Während unter jüngeren Menschen meist noch eher das traditionelle Beziehungsmodell mit gemeinsamer Wohnung populär ist, erfreuen sich LAT-Partnerschaften vor allem bei etwas älteren Menschen wachsender Beliebtheit.
Die Motive, eine solche Beziehung zu leben, sind sehr unterschiedlich. Für die einen ist es ein bewusst gewähltes Lebensmodell, das ihrem Autonomiestreben zugutekommt. Vor allem wer schon negative Erfahrungen in Sachen Zusammenwohnen gemacht hat, ist hier offener. Für die anderen ist es nur ein Übergangszustand vor dem Zusammenziehen. Auch der Wunsch, in einer bestimmten Stadt zu leben oder Freunden bzw. Familienmitgliedern näher zu sein, die an einem anderen Ort wohnen als der Partner, kann ein Anlass für getrennte Wohnungen sein. Aber nicht immer wohnen Paare freiwillig in verschiedenen Wohnungen. Oft sind sie auch durch Ihre Arbeitsstellen oder Ihr Studium dazu gezwungen.

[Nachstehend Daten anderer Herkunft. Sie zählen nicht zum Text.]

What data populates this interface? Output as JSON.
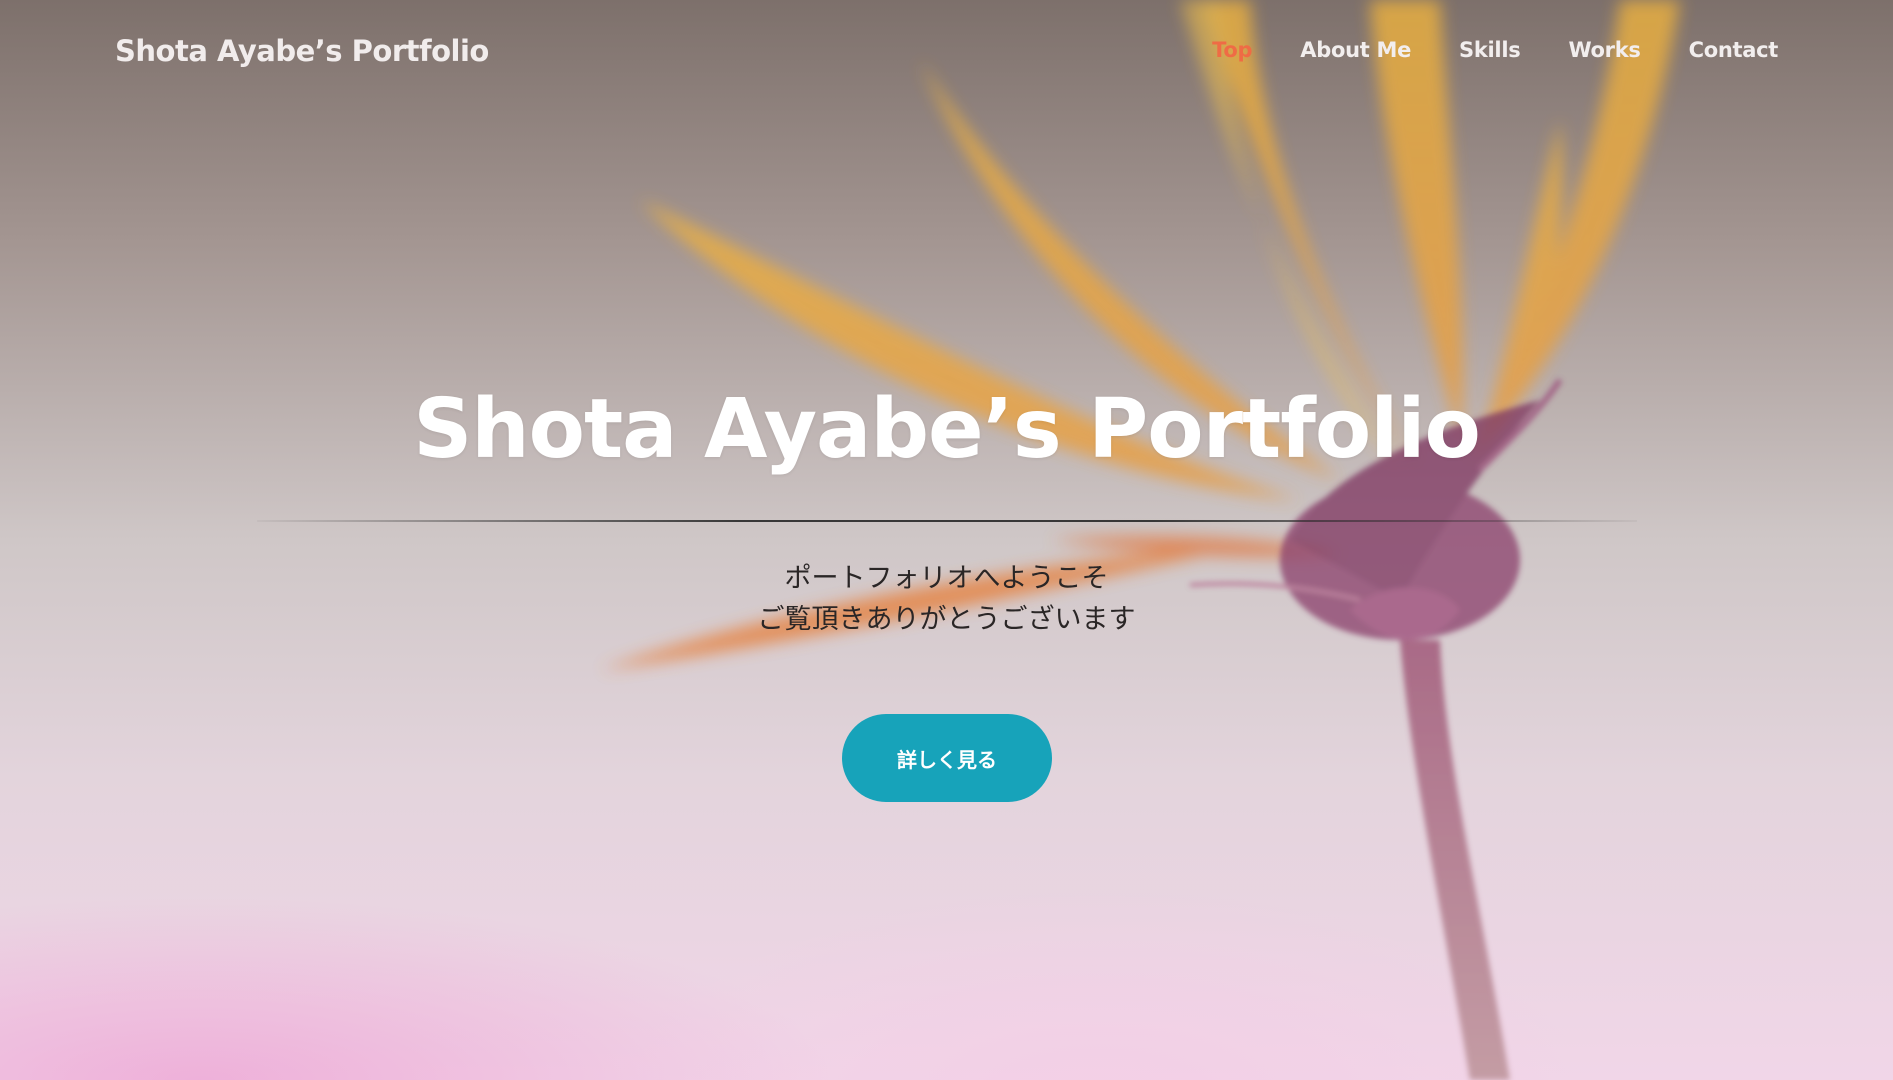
{
  "header": {
    "logo": "Shota Ayabe’s Portfolio",
    "nav": [
      {
        "label": "Top",
        "active": true
      },
      {
        "label": "About Me",
        "active": false
      },
      {
        "label": "Skills",
        "active": false
      },
      {
        "label": "Works",
        "active": false
      },
      {
        "label": "Contact",
        "active": false
      }
    ]
  },
  "hero": {
    "title": "Shota Ayabe’s Portfolio",
    "subtitle_lines": [
      "ポートフォリオへようこそ",
      "ご覧頂きありがとうございます"
    ],
    "cta_label": "詳しく見る",
    "background_image": "flower-photo"
  },
  "colors": {
    "nav_active": "#ef6b45",
    "nav_text": "#f2eeee",
    "button": "#17a3ba",
    "title": "#ffffff",
    "subtitle": "#2a2626"
  }
}
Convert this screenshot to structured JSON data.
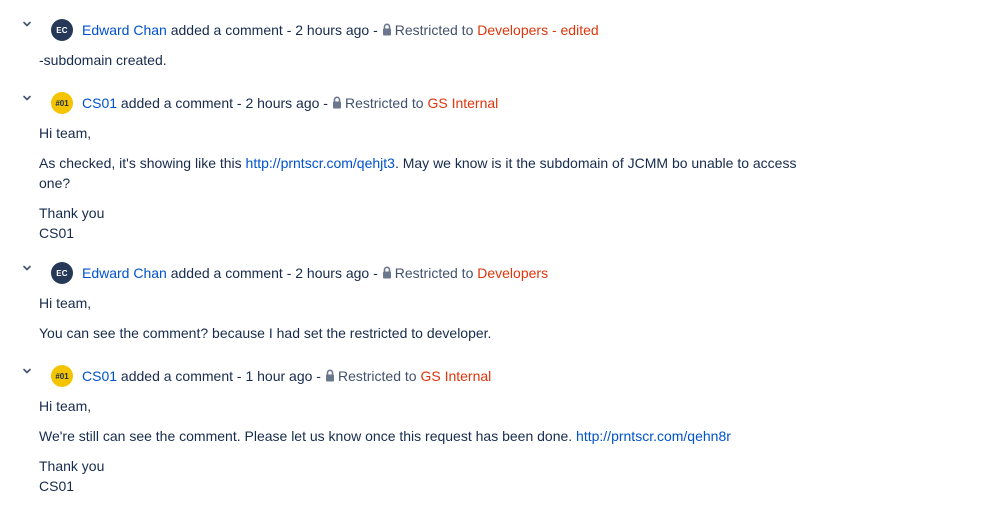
{
  "comments": [
    {
      "author": "Edward Chan",
      "avatar_initials": "EC",
      "action": "added a comment",
      "sep1": "-",
      "time": "2 hours ago",
      "sep2": "-",
      "restricted_prefix": "Restricted to",
      "restricted_group": "Developers",
      "edited": "- edited",
      "body": [
        "-subdomain created."
      ]
    },
    {
      "author": "CS01",
      "avatar_initials": "#01",
      "action": "added a comment",
      "sep1": "-",
      "time": "2 hours ago",
      "sep2": "-",
      "restricted_prefix": "Restricted to",
      "restricted_group": "GS Internal",
      "body_intro": "Hi team,",
      "body_p2_a": "As checked, it's showing like this ",
      "body_p2_link": "http://prntscr.com/qehjt3",
      "body_p2_b": ". May we know is it the subdomain of JCMM bo unable to access",
      "body_p2_c": "one?",
      "body_thanks": "Thank you",
      "body_sign": "CS01"
    },
    {
      "author": "Edward Chan",
      "avatar_initials": "EC",
      "action": "added a comment",
      "sep1": "-",
      "time": "2 hours ago",
      "sep2": "-",
      "restricted_prefix": "Restricted to",
      "restricted_group": "Developers",
      "body_intro": "Hi team,",
      "body_p2": "You can see the comment? because I had set the restricted to developer."
    },
    {
      "author": "CS01",
      "avatar_initials": "#01",
      "action": "added a comment",
      "sep1": "-",
      "time": "1 hour ago",
      "sep2": "-",
      "restricted_prefix": "Restricted to",
      "restricted_group": "GS Internal",
      "body_intro": "Hi team,",
      "body_p2_a": "We're still can see the comment. Please let us know once this request has been done. ",
      "body_p2_link": "http://prntscr.com/qehn8r",
      "body_thanks": "Thank you",
      "body_sign": "CS01"
    }
  ],
  "colors": {
    "link": "#0052cc",
    "restricted": "#de350b",
    "text": "#172b4d",
    "avatar_ec": "#253858",
    "avatar_cs": "#f5c400"
  },
  "icons": [
    "chevron-down-icon",
    "lock-icon"
  ]
}
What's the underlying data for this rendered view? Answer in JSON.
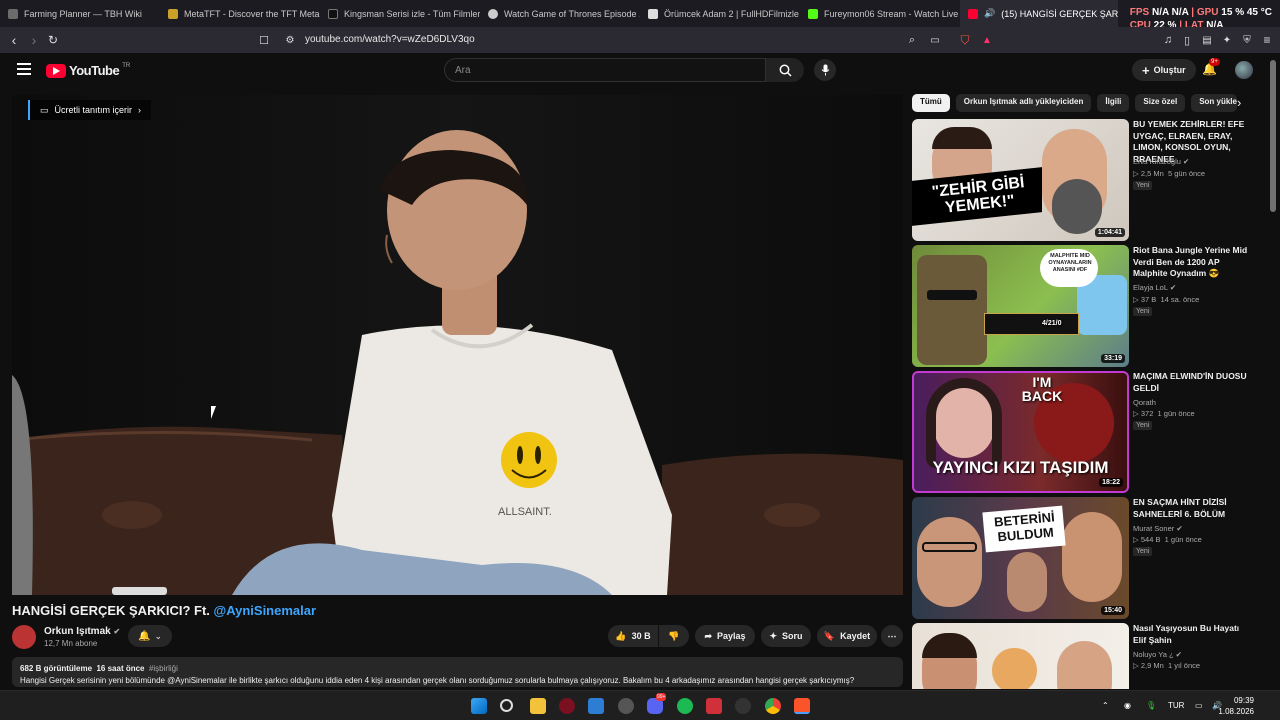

Wer eher auf Nähe und Geborgenheit als auf Unabhängigkeit setzt, für den ist dagegen eine traditionelle Ehe mit gemeinsamer Wohnung die bessere Wahl.
Trotzdem ist LAT längst kein Lebensmodell mehr, das allein für spleenige Außenseiter geeignet ist. Für jeden Menschen, der trotz Freiheitsdrang kein Single sein möchte, ist diese Lebensform eine Option. Aber es gilt, die Vor- und Nachteile abzuwägen und den eigenen Charakter und den des Partners einzuschätzen.
Ein Versuch kann zumindest nicht schaden. Zusammenziehen kann man ja immer noch!